Scientists watching a Midwestern thunderstorm discovered it sucking a river of ozone from high in the sky and dumping it in the lower atmosphere, a find that may require them to tweak some computer models that simulate the impacts of climate change.
While ozone acts as a shield against ultraviolet radiation when it's in the upper reaches of the atmosphere, it's a source of pollution and a heat-trapping greenhouse gas when it's near the Earth's surface.
Instruments aboard a NASA jet picked up what researchers called a "ram's horn" of ozone, a pathway swirling downward around the edge of a May 2012 storm over Kansas.
Thunderstorms were already known to produce ozone through lightning, which releases a burst of nitrogen oxides that then react with other trace gases. University of Oklahoma meteorologist Cameron Homeyer told VICE News the "ram's horn" drew ozone from the stratosphere down to the troposphere, the closest level of the atmosphere to Earth's surface, at higher levels than normally produced by lightning.
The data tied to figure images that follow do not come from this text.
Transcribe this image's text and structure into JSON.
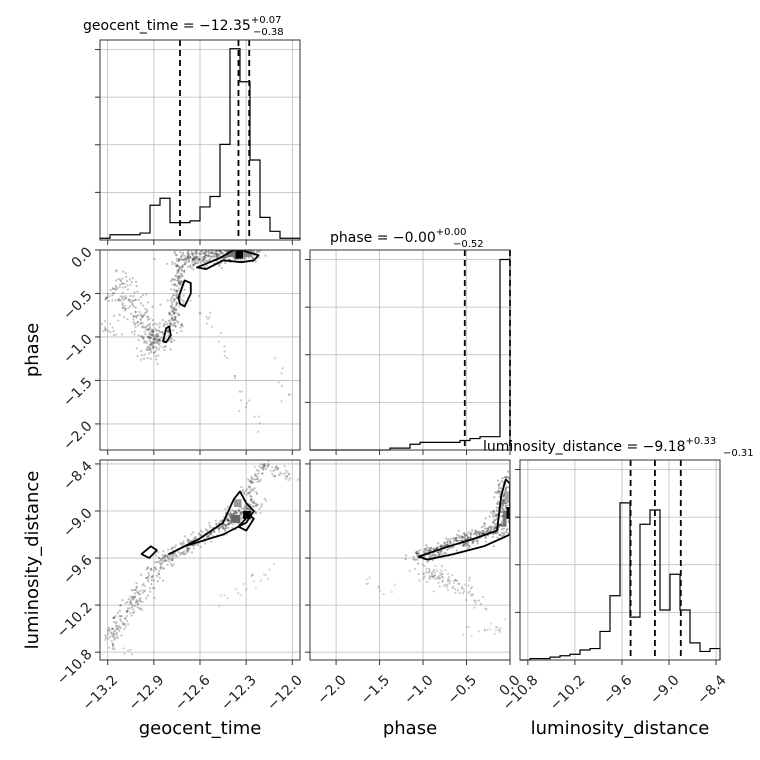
{
  "chart_data": {
    "type": "corner",
    "params": [
      {
        "name": "geocent_time",
        "label": "geocent_time",
        "range": [
          -13.25,
          -11.95
        ],
        "ticks": [
          -13.2,
          -12.9,
          -12.6,
          -12.3,
          -12.0
        ],
        "tick_labels": [
          "−13.2",
          "−12.9",
          "−12.6",
          "−12.3",
          "−12.0"
        ],
        "title": "geocent_time = −12.35",
        "title_sup": "+0.07",
        "title_sub": "−0.38",
        "quantiles": [
          -12.73,
          -12.35,
          -12.28
        ],
        "hist": {
          "edges": [
            -13.25,
            -13.185,
            -13.12,
            -13.055,
            -12.99,
            -12.925,
            -12.86,
            -12.795,
            -12.73,
            -12.665,
            -12.6,
            -12.535,
            -12.47,
            -12.405,
            -12.34,
            -12.275,
            -12.21,
            -12.145,
            -12.08,
            -12.015,
            -11.95
          ],
          "counts": [
            1,
            3,
            3,
            3,
            4,
            20,
            24,
            10,
            10,
            11,
            19,
            25,
            55,
            110,
            91,
            46,
            13,
            5,
            1,
            1
          ],
          "ymax": 115
        }
      },
      {
        "name": "phase",
        "label": "phase",
        "range": [
          -2.3,
          0.0
        ],
        "ticks": [
          -2.0,
          -1.5,
          -1.0,
          -0.5,
          0.0
        ],
        "tick_labels": [
          "−2.0",
          "−1.5",
          "−1.0",
          "−0.5",
          "0.0"
        ],
        "title": "phase = −0.00",
        "title_sup": "+0.00",
        "title_sub": "−0.52",
        "quantiles": [
          -0.52,
          0.0,
          0.0
        ],
        "hist": {
          "edges": [
            -2.3,
            -2.185,
            -2.07,
            -1.955,
            -1.84,
            -1.725,
            -1.61,
            -1.495,
            -1.38,
            -1.265,
            -1.15,
            -1.035,
            -0.92,
            -0.805,
            -0.69,
            -0.575,
            -0.46,
            -0.345,
            -0.23,
            -0.115,
            0.0
          ],
          "counts": [
            0,
            0,
            0,
            0,
            0,
            0,
            0,
            0,
            1,
            1,
            3,
            4,
            4,
            4,
            4,
            5,
            6,
            7,
            7,
            100
          ],
          "ymax": 105
        }
      },
      {
        "name": "luminosity_distance",
        "label": "luminosity_distance",
        "range": [
          -10.9,
          -8.35
        ],
        "ticks": [
          -10.8,
          -10.2,
          -9.6,
          -9.0,
          -8.4
        ],
        "tick_labels": [
          "−10.8",
          "−10.2",
          "−9.6",
          "−9.0",
          "−8.4"
        ],
        "title": "luminosity_distance = −9.18",
        "title_sup": "+0.33",
        "title_sub": "−0.31",
        "quantiles": [
          -9.49,
          -9.18,
          -8.85
        ],
        "hist": {
          "edges": [
            -10.9,
            -10.7725,
            -10.645,
            -10.5175,
            -10.39,
            -10.2625,
            -10.135,
            -10.0075,
            -9.88,
            -9.7525,
            -9.625,
            -9.4975,
            -9.37,
            -9.2425,
            -9.115,
            -8.9875,
            -8.86,
            -8.7325,
            -8.605,
            -8.4775,
            -8.35
          ],
          "counts": [
            0,
            1,
            1,
            2,
            3,
            4,
            7,
            8,
            20,
            45,
            110,
            30,
            95,
            105,
            35,
            60,
            35,
            12,
            6,
            8
          ],
          "ymax": 140
        }
      }
    ],
    "pairs": [
      {
        "x": "geocent_time",
        "y": "phase"
      },
      {
        "x": "geocent_time",
        "y": "luminosity_distance"
      },
      {
        "x": "phase",
        "y": "luminosity_distance"
      }
    ],
    "scatter_style": "gray translucent points with black 2D density contours",
    "grid": true
  }
}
"The climate is especially sensitive to changes in ozone there, in the upper troposphere and lower stratosphere," said Homeyer, the co-author of a new paper on the find. "In this case, what you're doing is enhancing the effective concentration of ozone in the upper troposphere by encouraging more rapid transport from the stratosphere downwards."
The findings have been published in the peer-reviewed journal Geophysical Research Letters. Previous studies had suggested that storms were drawing ozone out of the stratosphere and into the troposphere, the layer of air closest to the Earth, but this is "the first unambiguous observation" of the process, the paper states. Scientists also reproduced the effect in a computer simulation on the ground, Homeyer said.
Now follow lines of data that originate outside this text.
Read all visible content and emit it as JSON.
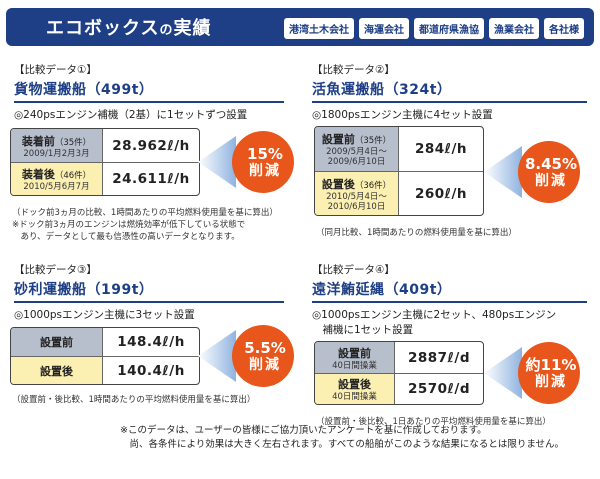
{
  "header": {
    "title_a": "エコボックス",
    "title_b": "の",
    "title_c": "実績",
    "tags": [
      "港湾土木会社",
      "海運会社",
      "都道府県漁協",
      "漁業会社",
      "各社様"
    ]
  },
  "sections": [
    {
      "label": "【比較データ①】",
      "title": "貨物運搬船（499t）",
      "desc": [
        "◎240psエンジン補機（2基）に1セットずつ設置"
      ],
      "rows": [
        {
          "label": "装着前",
          "count": "（35件）",
          "date": "2009/1月2月3月",
          "value": "28.962ℓ/h"
        },
        {
          "label": "装着後",
          "count": "（46件）",
          "date": "2010/5月6月7月",
          "value": "24.611ℓ/h"
        }
      ],
      "badge_pct": "15%",
      "badge_label": "削減",
      "notes": [
        "（ドック前3ヵ月の比較、1時間あたりの平均燃料使用量を基に算出）",
        "※ドック前3ヵ月のエンジンは燃焼効率が低下している状態で",
        "　あり、データとして最も信憑性の高いデータとなります。"
      ]
    },
    {
      "label": "【比較データ②】",
      "title": "活魚運搬船（324t）",
      "desc": [
        "◎1800psエンジン主機に4セット設置"
      ],
      "rows": [
        {
          "label": "設置前",
          "count": "（35件）",
          "date": "2009/5月4日～\n2009/6月10日",
          "value": "284ℓ/h"
        },
        {
          "label": "設置後",
          "count": "（36件）",
          "date": "2010/5月4日～\n2010/6月10日",
          "value": "260ℓ/h"
        }
      ],
      "badge_pct": "8.45%",
      "badge_label": "削減",
      "notes": [
        "（同月比較、1時間あたりの燃料使用量を基に算出）"
      ]
    },
    {
      "label": "【比較データ③】",
      "title": "砂利運搬船（199t）",
      "desc": [
        "◎1000psエンジン主機に3セット設置"
      ],
      "rows": [
        {
          "label": "設置前",
          "count": "",
          "date": "",
          "value": "148.4ℓ/h"
        },
        {
          "label": "設置後",
          "count": "",
          "date": "",
          "value": "140.4ℓ/h"
        }
      ],
      "badge_pct": "5.5%",
      "badge_label": "削減",
      "notes": [
        "（設置前・後比較、1時間あたりの平均燃料使用量を基に算出）"
      ]
    },
    {
      "label": "【比較データ④】",
      "title": "遠洋鮪延縄（409t）",
      "desc": [
        "◎1000psエンジン主機に2セット、480psエンジン",
        "　補機に1セット設置"
      ],
      "rows": [
        {
          "label": "設置前",
          "count": "",
          "date": "40日間操業",
          "value": "2887ℓ/d"
        },
        {
          "label": "設置後",
          "count": "",
          "date": "40日間操業",
          "value": "2570ℓ/d"
        }
      ],
      "badge_pct": "約11%",
      "badge_label": "削減",
      "notes": [
        "（設置前・後比較、1日あたりの平均燃料使用量を基に算出）"
      ]
    }
  ],
  "footer": [
    "※このデータは、ユーザーの皆様にご協力頂いたアンケートを基に作成しております。",
    "　尚、各条件により効果は大きく左右されます。すべての船舶がこのような結果になるとは限りません。"
  ],
  "colors": {
    "navy": "#1e3f86",
    "badge_orange": "#e8561c",
    "before_gray": "#b8bfcc",
    "after_yellow": "#fbefb2",
    "arrow_blue": "#8fb3e0"
  }
}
Computer models used to predict climate change may need to be adjusted for a new source of ozone.
The findings suggest computer models used to predict climate change may need to be adjusted for a new source of ozone, the authors wrote.
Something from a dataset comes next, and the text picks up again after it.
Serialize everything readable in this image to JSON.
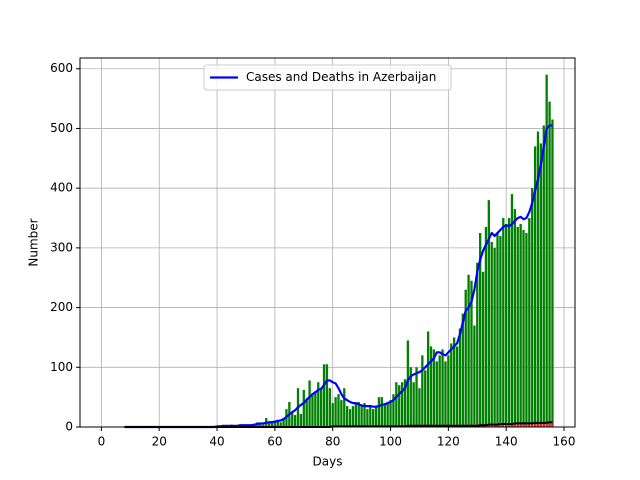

"This may be a significant pathway because hundreds of these deep convective storms occur over the continental U.S. during summer," they wrote.
Homeyer cautioned that the effect has been documented in only one storm, and further study is going to be needed.
"We don't have very many additional measurements like this — direct measurements at the edge of a storm — to be able to say how often this is happening," he said. "Is it happening around every storm? Is it only a particular type of storm? Those are some of the questions that still remain."
Research meteorologist Lesley Ott, who has studied atmospheric ozone for NASA, called it "a really important topic."
"All of the things that control ozone have a really strong impact on tropospheric chemistry," Ott told VICE News. "And that affects things where we live, eventually, down near the surface."
But she said thunderstorms "can be very individual kinds of beasts."
"We need more research to understand how representative this is, how common this is," she said. "When we have a better sense of how it fits into the big picture, then we can start to think about how important this is to include in climate models and trying to find better ways to do that."